Is Sinclair Looking to Back Out of Local TV? Not Entirely

Sinclair Inc. -- one of the biggest U.S. TV station groups -- wants to get smaller, perhaps by 30%, according to reports.

Is this a sign of bigger moves to come for the company?

Some time ago, Sinclair CEO Chris Ripley mused that the company might consider selling undervalued businesses, “de-leveraging” assets. And in what may be one hint, he said: “We have no sacred cows.”

Well, there has been one sacred cow for the company: TV stations.

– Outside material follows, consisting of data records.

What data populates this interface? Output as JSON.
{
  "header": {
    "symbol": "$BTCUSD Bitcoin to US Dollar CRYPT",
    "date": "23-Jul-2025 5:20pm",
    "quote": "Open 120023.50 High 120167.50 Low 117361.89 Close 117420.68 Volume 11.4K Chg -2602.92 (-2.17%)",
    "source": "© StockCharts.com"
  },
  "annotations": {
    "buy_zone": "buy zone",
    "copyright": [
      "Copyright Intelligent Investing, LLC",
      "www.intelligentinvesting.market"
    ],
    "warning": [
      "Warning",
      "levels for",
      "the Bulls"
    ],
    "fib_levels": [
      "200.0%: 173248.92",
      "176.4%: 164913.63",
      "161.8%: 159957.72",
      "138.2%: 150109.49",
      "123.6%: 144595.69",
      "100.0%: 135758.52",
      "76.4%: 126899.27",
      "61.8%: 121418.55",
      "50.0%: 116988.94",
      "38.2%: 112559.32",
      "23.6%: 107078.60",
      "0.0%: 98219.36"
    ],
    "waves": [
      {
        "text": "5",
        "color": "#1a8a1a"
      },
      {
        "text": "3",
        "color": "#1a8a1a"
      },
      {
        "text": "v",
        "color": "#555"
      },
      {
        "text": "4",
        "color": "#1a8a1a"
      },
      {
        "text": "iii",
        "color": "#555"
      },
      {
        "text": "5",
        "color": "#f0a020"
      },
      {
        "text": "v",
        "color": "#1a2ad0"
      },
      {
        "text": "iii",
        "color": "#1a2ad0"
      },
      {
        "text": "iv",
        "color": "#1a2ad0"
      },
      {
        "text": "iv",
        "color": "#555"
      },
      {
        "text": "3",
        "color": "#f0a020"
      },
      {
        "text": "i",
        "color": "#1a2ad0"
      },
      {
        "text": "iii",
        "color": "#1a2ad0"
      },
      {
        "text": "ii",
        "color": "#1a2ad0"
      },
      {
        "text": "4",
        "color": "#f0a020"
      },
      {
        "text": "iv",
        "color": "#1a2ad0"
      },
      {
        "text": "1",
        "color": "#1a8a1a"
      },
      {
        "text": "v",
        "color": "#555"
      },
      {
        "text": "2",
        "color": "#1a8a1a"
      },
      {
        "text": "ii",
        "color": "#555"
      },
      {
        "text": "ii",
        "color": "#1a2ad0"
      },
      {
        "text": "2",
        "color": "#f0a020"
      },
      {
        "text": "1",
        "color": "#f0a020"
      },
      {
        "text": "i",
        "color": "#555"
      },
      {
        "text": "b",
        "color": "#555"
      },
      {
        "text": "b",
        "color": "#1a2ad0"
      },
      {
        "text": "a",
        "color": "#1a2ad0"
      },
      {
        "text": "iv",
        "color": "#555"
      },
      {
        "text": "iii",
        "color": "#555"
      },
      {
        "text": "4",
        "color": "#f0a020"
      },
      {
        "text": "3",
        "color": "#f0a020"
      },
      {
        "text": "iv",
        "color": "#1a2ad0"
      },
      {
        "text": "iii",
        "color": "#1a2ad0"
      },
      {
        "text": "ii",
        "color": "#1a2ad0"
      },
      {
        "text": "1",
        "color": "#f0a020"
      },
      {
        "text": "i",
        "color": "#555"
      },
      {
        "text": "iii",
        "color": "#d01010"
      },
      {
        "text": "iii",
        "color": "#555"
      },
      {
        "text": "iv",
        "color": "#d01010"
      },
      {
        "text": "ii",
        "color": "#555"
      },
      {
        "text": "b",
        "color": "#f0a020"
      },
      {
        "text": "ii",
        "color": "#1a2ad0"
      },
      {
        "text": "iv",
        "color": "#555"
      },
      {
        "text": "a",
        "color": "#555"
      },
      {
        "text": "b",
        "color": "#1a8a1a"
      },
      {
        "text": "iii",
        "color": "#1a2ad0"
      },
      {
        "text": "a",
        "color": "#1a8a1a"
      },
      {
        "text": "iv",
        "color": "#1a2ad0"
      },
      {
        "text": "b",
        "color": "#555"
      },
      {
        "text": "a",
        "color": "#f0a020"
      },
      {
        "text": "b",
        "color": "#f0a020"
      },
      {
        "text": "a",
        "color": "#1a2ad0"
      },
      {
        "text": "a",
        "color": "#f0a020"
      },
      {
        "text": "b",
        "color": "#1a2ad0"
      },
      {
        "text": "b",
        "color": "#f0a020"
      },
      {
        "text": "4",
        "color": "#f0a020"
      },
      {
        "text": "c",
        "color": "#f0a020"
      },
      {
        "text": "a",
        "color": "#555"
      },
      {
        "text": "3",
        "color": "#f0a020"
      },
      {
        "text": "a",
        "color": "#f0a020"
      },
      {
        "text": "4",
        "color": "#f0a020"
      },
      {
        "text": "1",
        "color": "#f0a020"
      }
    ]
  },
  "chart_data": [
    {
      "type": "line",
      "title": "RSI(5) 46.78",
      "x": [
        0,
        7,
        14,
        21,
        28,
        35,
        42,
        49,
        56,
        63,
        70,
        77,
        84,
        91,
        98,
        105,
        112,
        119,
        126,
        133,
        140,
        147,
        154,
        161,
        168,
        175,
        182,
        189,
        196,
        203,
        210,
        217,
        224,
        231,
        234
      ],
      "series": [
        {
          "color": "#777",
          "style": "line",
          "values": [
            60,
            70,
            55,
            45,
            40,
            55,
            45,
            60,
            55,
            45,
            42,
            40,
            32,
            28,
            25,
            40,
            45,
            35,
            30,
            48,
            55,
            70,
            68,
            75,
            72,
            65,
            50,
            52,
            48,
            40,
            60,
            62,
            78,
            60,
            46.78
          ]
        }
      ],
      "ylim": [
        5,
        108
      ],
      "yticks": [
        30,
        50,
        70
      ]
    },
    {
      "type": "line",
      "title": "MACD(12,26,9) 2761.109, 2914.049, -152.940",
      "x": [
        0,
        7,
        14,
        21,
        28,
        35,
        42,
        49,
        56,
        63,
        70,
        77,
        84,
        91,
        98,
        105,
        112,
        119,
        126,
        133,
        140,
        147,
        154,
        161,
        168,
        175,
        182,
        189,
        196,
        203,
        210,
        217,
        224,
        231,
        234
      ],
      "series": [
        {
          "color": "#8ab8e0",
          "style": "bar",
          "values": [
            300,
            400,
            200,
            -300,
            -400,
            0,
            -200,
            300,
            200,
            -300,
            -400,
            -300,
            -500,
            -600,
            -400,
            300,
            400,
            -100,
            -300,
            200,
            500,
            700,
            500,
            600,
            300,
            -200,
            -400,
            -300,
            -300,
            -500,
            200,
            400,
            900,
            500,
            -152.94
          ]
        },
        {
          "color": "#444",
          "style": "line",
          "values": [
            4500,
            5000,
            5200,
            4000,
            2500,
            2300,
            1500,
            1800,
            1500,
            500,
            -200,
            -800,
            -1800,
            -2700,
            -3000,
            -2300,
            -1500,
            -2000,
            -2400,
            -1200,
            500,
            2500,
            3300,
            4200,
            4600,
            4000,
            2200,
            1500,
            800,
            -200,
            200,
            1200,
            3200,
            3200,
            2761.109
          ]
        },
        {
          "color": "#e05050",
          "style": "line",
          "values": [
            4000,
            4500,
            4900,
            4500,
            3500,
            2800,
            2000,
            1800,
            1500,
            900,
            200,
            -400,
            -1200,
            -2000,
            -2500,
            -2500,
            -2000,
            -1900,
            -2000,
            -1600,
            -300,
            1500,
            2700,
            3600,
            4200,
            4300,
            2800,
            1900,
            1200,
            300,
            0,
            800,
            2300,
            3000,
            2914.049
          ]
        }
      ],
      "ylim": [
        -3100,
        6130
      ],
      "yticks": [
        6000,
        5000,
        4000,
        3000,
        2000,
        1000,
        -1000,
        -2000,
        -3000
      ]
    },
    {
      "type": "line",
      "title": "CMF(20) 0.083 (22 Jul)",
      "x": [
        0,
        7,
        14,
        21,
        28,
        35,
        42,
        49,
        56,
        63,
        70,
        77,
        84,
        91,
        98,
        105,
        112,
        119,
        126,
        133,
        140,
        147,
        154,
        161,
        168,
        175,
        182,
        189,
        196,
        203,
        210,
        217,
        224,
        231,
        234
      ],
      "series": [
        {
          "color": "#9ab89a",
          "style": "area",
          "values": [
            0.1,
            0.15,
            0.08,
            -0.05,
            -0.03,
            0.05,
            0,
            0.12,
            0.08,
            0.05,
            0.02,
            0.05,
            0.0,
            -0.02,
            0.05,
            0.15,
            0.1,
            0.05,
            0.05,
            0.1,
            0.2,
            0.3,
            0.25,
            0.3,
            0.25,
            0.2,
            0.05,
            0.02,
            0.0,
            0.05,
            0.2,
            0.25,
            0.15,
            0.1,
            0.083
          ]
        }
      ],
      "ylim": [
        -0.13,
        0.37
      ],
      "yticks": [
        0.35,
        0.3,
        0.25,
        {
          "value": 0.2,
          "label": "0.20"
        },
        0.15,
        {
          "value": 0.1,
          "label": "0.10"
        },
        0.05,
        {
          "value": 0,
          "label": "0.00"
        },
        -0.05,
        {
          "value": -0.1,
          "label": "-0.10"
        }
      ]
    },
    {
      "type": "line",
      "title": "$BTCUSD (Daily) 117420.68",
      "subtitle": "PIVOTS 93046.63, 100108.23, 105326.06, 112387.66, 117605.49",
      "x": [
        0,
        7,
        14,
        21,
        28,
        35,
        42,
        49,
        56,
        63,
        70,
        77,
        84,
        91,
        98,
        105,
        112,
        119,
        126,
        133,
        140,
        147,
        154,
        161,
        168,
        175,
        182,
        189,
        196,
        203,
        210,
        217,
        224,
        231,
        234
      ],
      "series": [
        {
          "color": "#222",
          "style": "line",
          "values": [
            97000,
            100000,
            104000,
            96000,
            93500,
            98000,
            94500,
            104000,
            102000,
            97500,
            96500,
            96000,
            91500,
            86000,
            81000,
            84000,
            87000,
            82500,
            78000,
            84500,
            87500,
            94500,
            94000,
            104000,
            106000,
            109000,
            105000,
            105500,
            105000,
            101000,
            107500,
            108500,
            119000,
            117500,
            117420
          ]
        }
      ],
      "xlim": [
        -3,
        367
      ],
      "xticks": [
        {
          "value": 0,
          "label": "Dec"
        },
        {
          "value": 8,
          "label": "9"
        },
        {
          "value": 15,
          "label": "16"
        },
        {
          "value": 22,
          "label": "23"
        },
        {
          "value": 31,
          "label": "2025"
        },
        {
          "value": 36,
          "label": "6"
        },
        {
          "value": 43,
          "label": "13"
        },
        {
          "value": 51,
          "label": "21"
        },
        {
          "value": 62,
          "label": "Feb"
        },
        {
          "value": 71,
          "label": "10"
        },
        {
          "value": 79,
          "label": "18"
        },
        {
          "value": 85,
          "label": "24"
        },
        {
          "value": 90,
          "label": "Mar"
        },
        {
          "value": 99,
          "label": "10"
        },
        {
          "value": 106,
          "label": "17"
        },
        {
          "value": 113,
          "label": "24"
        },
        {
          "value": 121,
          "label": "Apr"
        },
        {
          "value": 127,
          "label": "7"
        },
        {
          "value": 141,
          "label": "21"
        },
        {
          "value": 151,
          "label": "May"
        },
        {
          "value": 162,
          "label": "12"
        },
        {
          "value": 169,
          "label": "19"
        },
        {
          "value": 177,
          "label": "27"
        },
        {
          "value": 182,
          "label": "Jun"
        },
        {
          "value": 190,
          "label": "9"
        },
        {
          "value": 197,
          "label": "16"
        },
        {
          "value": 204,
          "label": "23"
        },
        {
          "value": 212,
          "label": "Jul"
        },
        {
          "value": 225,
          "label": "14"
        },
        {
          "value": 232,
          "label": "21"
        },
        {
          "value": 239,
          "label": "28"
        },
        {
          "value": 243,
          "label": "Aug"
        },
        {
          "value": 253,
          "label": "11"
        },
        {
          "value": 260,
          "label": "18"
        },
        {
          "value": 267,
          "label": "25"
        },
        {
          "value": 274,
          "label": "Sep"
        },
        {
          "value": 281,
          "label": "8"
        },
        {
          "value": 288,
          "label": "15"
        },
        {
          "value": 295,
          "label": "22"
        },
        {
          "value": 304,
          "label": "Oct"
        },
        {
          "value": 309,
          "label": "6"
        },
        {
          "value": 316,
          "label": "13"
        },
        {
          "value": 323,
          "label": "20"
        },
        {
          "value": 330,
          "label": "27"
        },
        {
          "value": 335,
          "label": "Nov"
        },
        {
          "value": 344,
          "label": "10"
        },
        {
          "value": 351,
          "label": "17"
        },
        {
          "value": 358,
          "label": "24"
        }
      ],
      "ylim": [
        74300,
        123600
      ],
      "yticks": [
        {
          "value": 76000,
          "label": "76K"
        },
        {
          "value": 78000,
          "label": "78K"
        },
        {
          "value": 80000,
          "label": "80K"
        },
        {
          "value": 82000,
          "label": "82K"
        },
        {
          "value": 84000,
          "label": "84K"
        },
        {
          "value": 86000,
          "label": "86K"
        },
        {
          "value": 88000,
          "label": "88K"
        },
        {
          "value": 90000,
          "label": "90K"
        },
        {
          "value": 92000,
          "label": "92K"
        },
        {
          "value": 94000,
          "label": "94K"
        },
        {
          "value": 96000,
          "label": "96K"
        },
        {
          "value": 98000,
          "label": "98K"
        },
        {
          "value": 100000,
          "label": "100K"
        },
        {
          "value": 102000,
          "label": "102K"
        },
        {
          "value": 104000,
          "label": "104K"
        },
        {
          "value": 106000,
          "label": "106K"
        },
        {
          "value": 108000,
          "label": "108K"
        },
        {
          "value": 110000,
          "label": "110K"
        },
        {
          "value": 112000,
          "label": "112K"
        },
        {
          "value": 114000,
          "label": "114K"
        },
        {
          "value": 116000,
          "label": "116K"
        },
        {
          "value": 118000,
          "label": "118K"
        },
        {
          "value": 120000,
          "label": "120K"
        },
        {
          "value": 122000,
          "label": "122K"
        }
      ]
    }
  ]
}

Long before buying regional sports networks (Fox Corp), or even a cable sports network (Tennis Channel), Sinclair cut its media teeth with local TV station outlets.

Sinclair has around 185 U.S. TV stations in 86 markets -- second only to Nexstar Media Group, which has over 200 stations in 117 markets.

Reports suggest Sinclair would still retain 70% of those TV stations, as well as its majority stake in its beleaguered Diamond Sports, its regional cable TV sports network group. 

It was in 2019 that it bought the former Fox owned regional sports network group (through Disney) for $10 billion.

Now, five years later, it is a shell of what it was -- due to consumer cord-cutting and pay TV distributors' disinterest in carriage for these networks which yield slim to no profit margins. 

This all means that Sinclair needs to be more sharply focused on identifying the most and least productive business across the entire company.

TV stations for sale are estimated to comprise a broad mix of major TV network affiliates (Fox, CBS, ABC, NBC, and the CW) in mid-size markets that could fetch some $1.6 billion.

We all know the trend lines here: Massive changes in the linear TV landscape are occurring for both national and local TV outlets.

Cord-cutting has not just affected all cable TV and broadcast networks, but TV stations of all types.

A major focus for local TV stations -- especially those that are struggling -- can be the crucial distribution and carriage fees.

Also, as core TV advertising has been a weak growth business, TV stations are increasingly dependent on the bump those outlets get from political advertising revenues every other year (Midterm and Presidential election years) which can result in healthy quarterly financial reports.

For Sinclair, slimming down its legacy TV business to the most productive TV stations then makes sense.  

The next question is what those TV stations will mean to their associated broadcast TV networks, amid their own issues when it comes to cord-cutting. 

The question is how fast change will take place. The forest of live, linear TV isn't just slowly thinning -- big branches are being taken down.